In fact I learned a few years ago Excel is occasionally wrong in both directions:
- it fails to recompute cells that are dirty in the name of speed
- it recomputes cells that are clean even though it's not strictly necessary
That's probably a fine tradeoff for Excel but you wouldn't want a programming language with those semantics.
What I found quite interesting, when I read CTM a few years back, was that they only introduced mutable state about half way through. That you could talk about all of these different aspects of programming before introducing mutable state was pretty enlightening.
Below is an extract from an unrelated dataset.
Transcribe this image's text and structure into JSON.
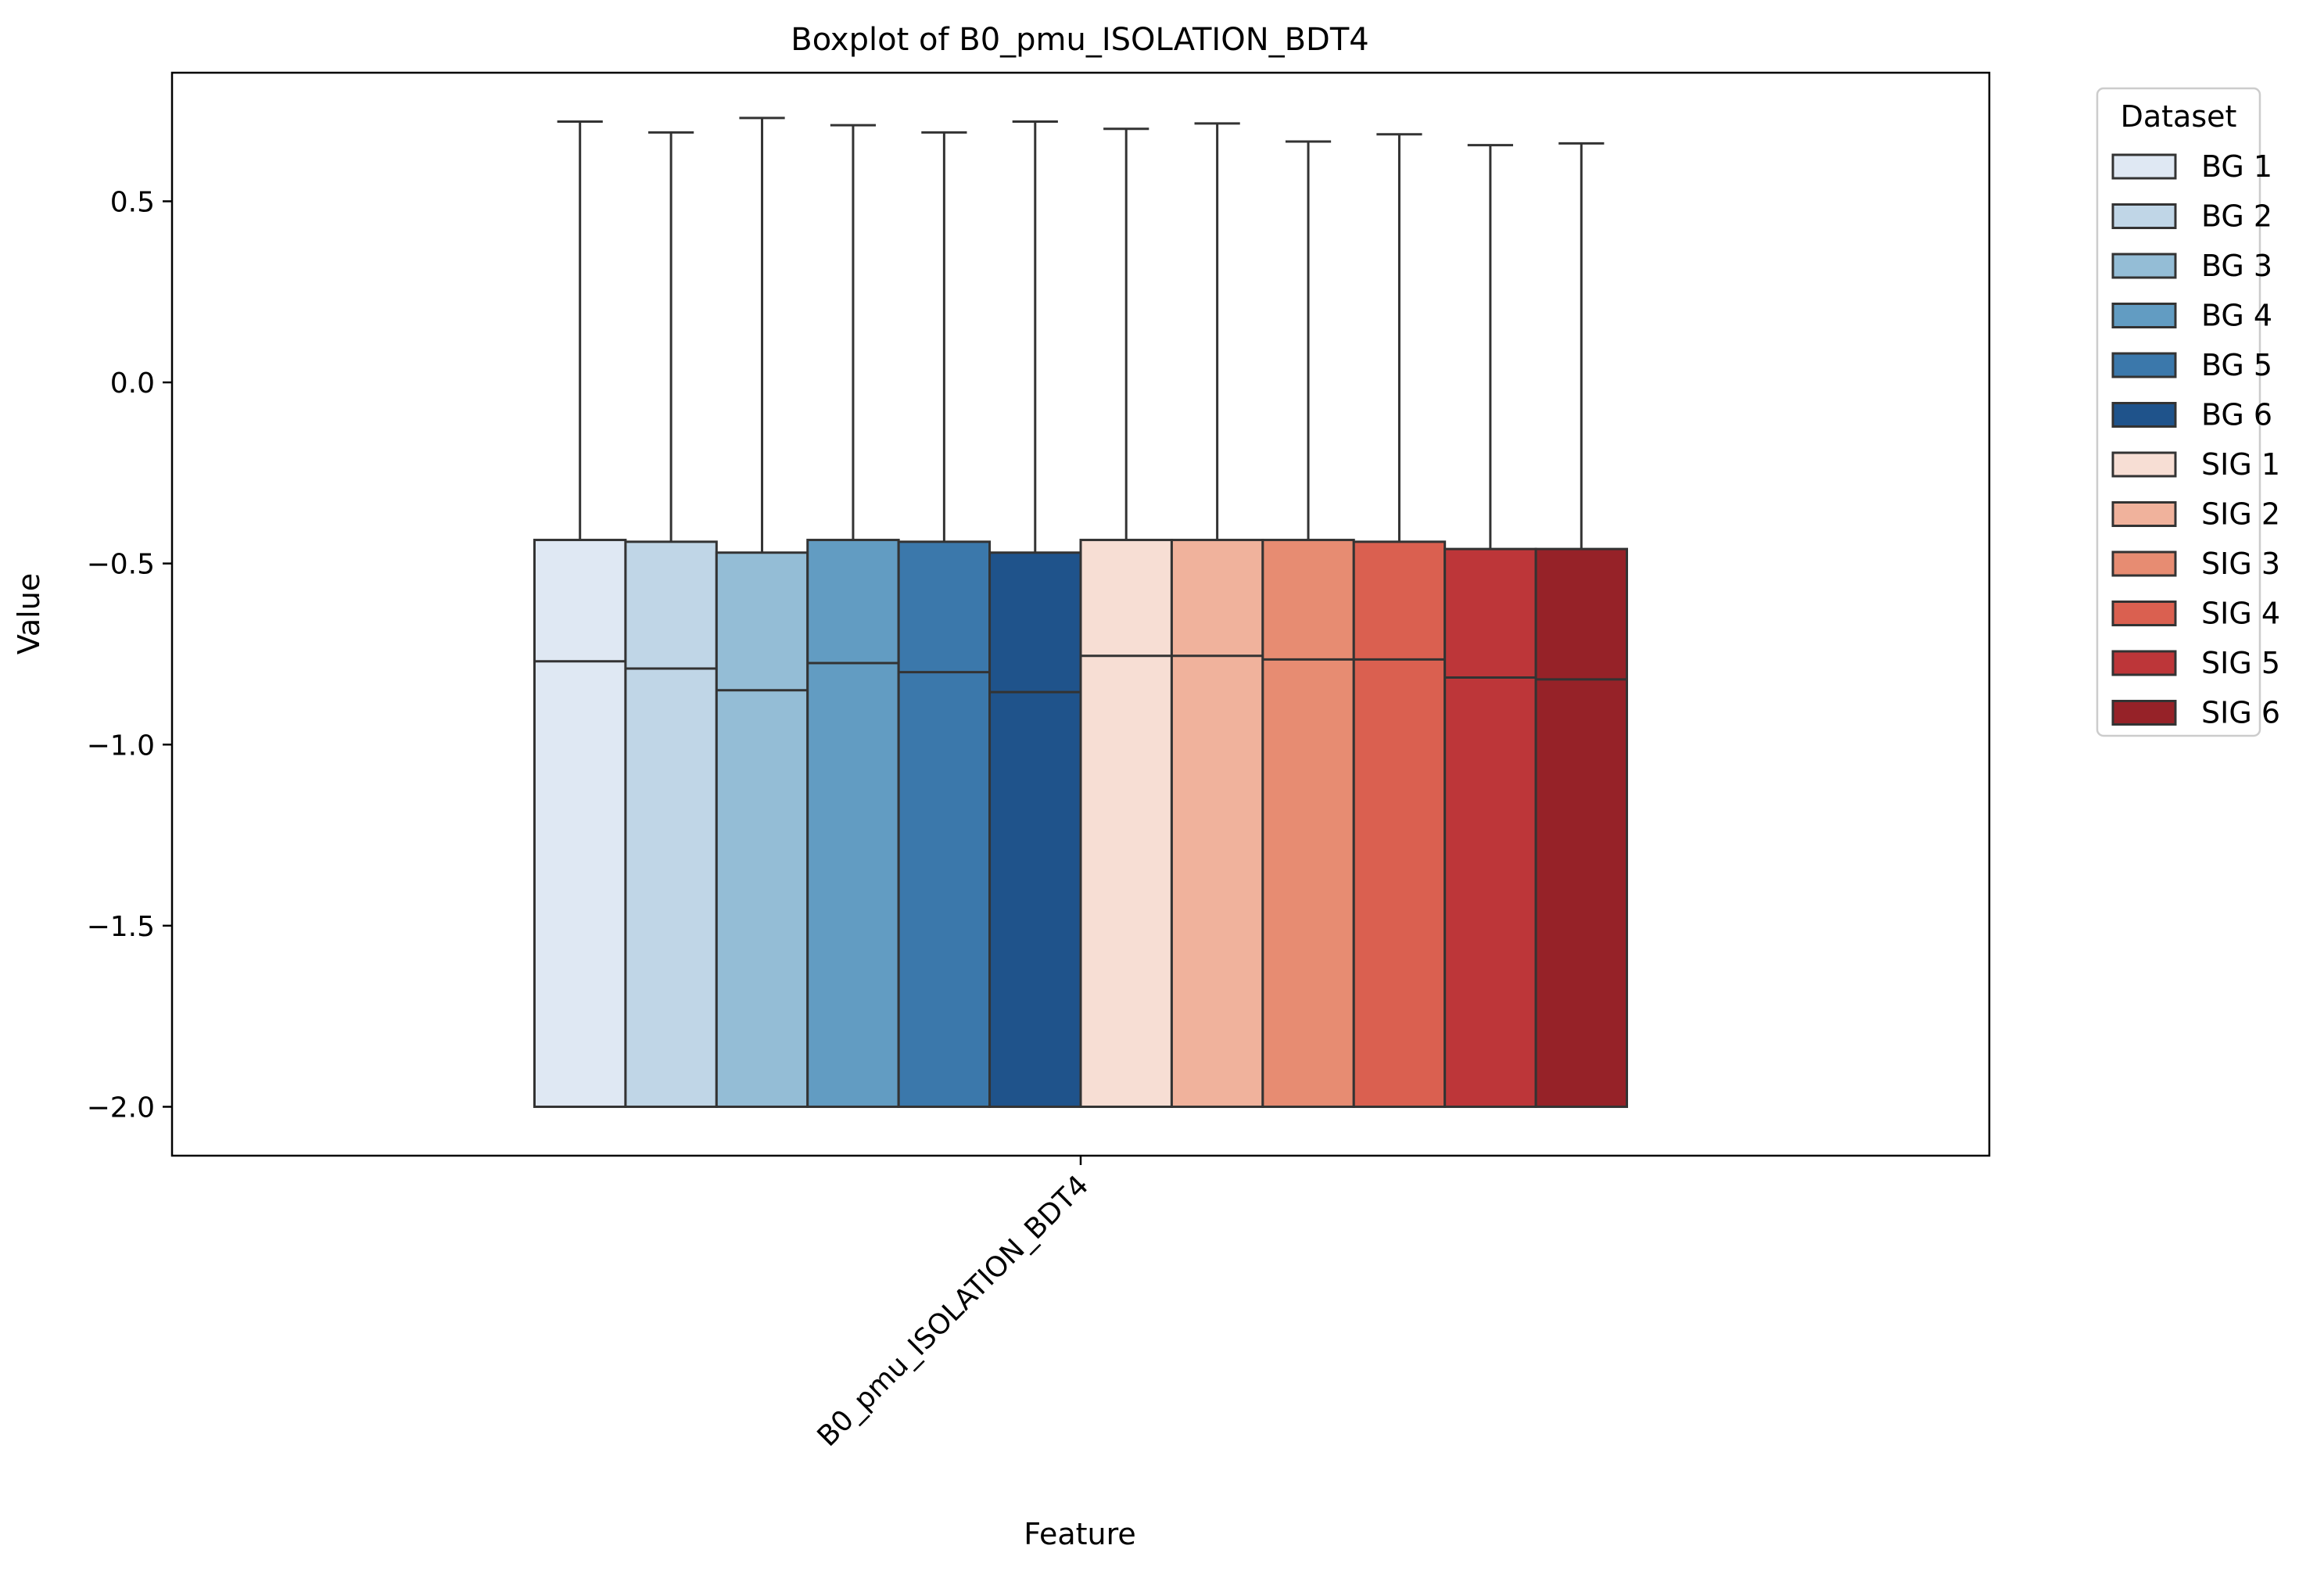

It does but not to the exclusion of other computation models. I'd agree with GP - I found it a wonderful book. It builds different models of computation successively by incrementally adding features. It's a bit like SICP[0] in that it starts with declarative/functional fundamentals and brings in mutable state really late. The coverage of dataflow was the first one that gave me an "aha!" moment.
It's easily 10 years since I bought it and I still dip into it every few months or so. Every time I do, I get something new: insights, deeper understanding, etc.
Yes, I think concurrency is about 1/3 of the book, but it's approached the same way as the other paradigms; you have a basic language, add a single feature and see what happens: what new things can you do? How does the expressivity change? What problems arise? Is this equivalent to another paradigm?
I found the insights interesting, but I would agree they are not of immediate utility to many people's day job.
In this poster's classification, "basic" Forth (the data manipulation part without parsing words) to me seems to be "procedure" + "cell (state)", i.e., "Imperative programming". This classification is along general semantic lines, not "what syntax do you use to access values". In concatenative languages you use a stack implicitly while in C you use variable names and nested expressions, but this more of a "syntactic" issue than what the poster is concerned with, namely things like "does the language have native closures" which Forth, like C, does not.
Parsing words add a huge amount of metaprogramming power, but this classification doesn't deal with any kind of metaprogramming. That's not a dimension that is included here, and even if it were, it would be debatable if it's that different in Forth from Lisp macros, once you look past syntactic concerns as above. But I could very well be wrong here, I'm not an expert on this part.
By the taxonomy of the diagram, pure APL-style array programming is just first-order functional programming. Real array programming languages also introduce features from other branches of the tree (especially imperative programming and closures), of course. I don't think this diagram is supposed to be a clear-cut categorisation of languages, but more of a rough map of idealised paradigms. By the standards of this diagram, most languages are multi-paradigm.
It's also missing multiple dispatch (multimethods) from Common Lisp, Dylan and Julia (which did not exist in 2009), which is different enough from OOP to deserve a place (and hopefully enough recognition to appear in more new languages).
It's one of those things you can't really appreciate until you've tried it. Imperative programming languages are to assembly languages, as array programming is to imperative programming: it's a higher level of abstraction. The difference between the array and imperative paradigms may not be quite as pronounced as the difference between C and assembly, but it's still significant nonetheless.
There's no need for control structures like loops or if statements in array programming.
Highly recommended if you have an interest in this stuff.